Ostensibly, the Foreign Intelligence Surveillance Court—which was created in 1978—was designed to do just that. The secret court reviews the agency’s spying practices, if they seem in line with the law, then they give the NSA the go ahead. But how, exactly, is the court reviewing the algorithms responsible for these dragnet online surveillance projects?
Put another way, there’s no evidence the secretive FISC is actually reviewing the code behind these digital surveillance programs. Nor is it likely many of the federal judges on the bench of the rotating court would be qualified to do so. Without some sort of technical expert advising the court, it’s difficult to see how meaningful decisions about how to limit the scope of collection software could be made.

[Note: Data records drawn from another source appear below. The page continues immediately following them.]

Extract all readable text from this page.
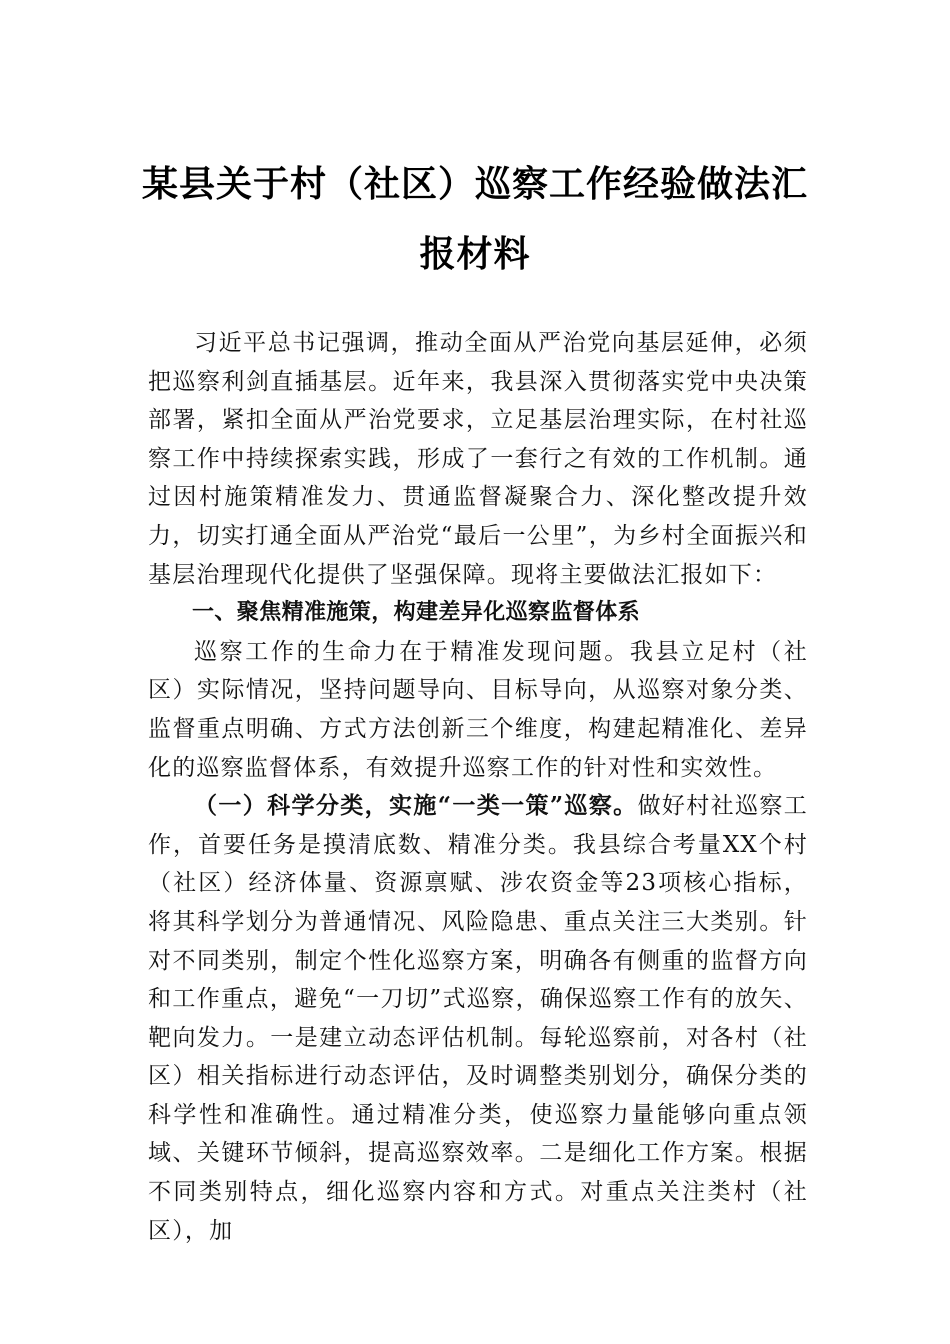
某县关于村（社区）巡察工作经验做法汇报材料

习近平总书记强调，推动全面从严治党向基层延伸，必须把巡察利剑直插基层。近年来，我县深入贯彻落实党中央决策部署，紧扣全面从严治党要求，立足基层治理实际，在村社巡察工作中持续探索实践，形成了一套行之有效的工作机制。通过因村施策精准发力、贯通监督凝聚合力、深化整改提升效力，切实打通全面从严治党“最后一公里”，为乡村全面振兴和基层治理现代化提供了坚强保障。现将主要做法汇报如下：

一、聚焦精准施策，构建差异化巡察监督体系

巡察工作的生命力在于精准发现问题。我县立足村（社区）实际情况，坚持问题导向、目标导向，从巡察对象分类、监督重点明确、方式方法创新三个维度，构建起精准化、差异化的巡察监督体系，有效提升巡察工作的针对性和实效性。

（一）科学分类，实施“一类一策”巡察。做好村社巡察工作，首要任务是摸清底数、精准分类。我县综合考量XX个村（社区）经济体量、资源禀赋、涉农资金等23项核心指标，将其科学划分为普通情况、风险隐患、重点关注三大类别。针对不同类别，制定个性化巡察方案，明确各有侧重的监督方向和工作重点，避免“一刀切”式巡察，确保巡察工作有的放矢、靶向发力。一是建立动态评估机制。每轮巡察前，对各村（社区）相关指标进行动态评估，及时调整类别划分，确保分类的科学性和准确性。通过精准分类，使巡察力量能够向重点领域、关键环节倾斜，提高巡察效率。二是细化工作方案。根据不同类别特点，细化巡察内容和方式。对重点关注类村（社区），加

So how important is a technically competent voice in the FISC? As a recently revealed U.S. signals intelligence strategy report revealed, the intelligence community appears to be increasingly relying on algorithms for both collection and constitutional compliance.
In a section titled “Goals for 2012-2016,” the report listed two telling objectives. The first is to “build compliance into systems and tools to ensure the workforce operates within the law and without worry.” In other words, it will be up to the software creators to make sure intelligence agents can’t overstep their bounds with a particular surveillance program.
This shift towards self-policing-by-algorithm can be seen again in another intelligence community goal to “build into systems and tools, features that enable and automate end-to-end value-based assessment of SIGINT products and services.”
In one sense, it seems a logical solution. The scope of data collected being generated (and thus collected by intelligence agencies) is growing rapidly: “Digital information created since 2006 grew tenfold, reaching 1.8 exabytes in 2011, a trend projected to continue,” the report projected. And if you are conducting a surveillance operation whose massive scope is only enabled by tools of the digital world, then certainly you aren’t going to be able to police it without those same digital tools.
But in that case, if the agency is going to rely on algorithms for it’s oversight, the FISC should be reviewing them line-by-line (since no one else is allowed to see them).
If nothing else, by not having this check in place the intelligence community seems to be asserting that there are no bugs in their programs—which, considering the rocky kickoff of Healthcare.gov, seems unlikely.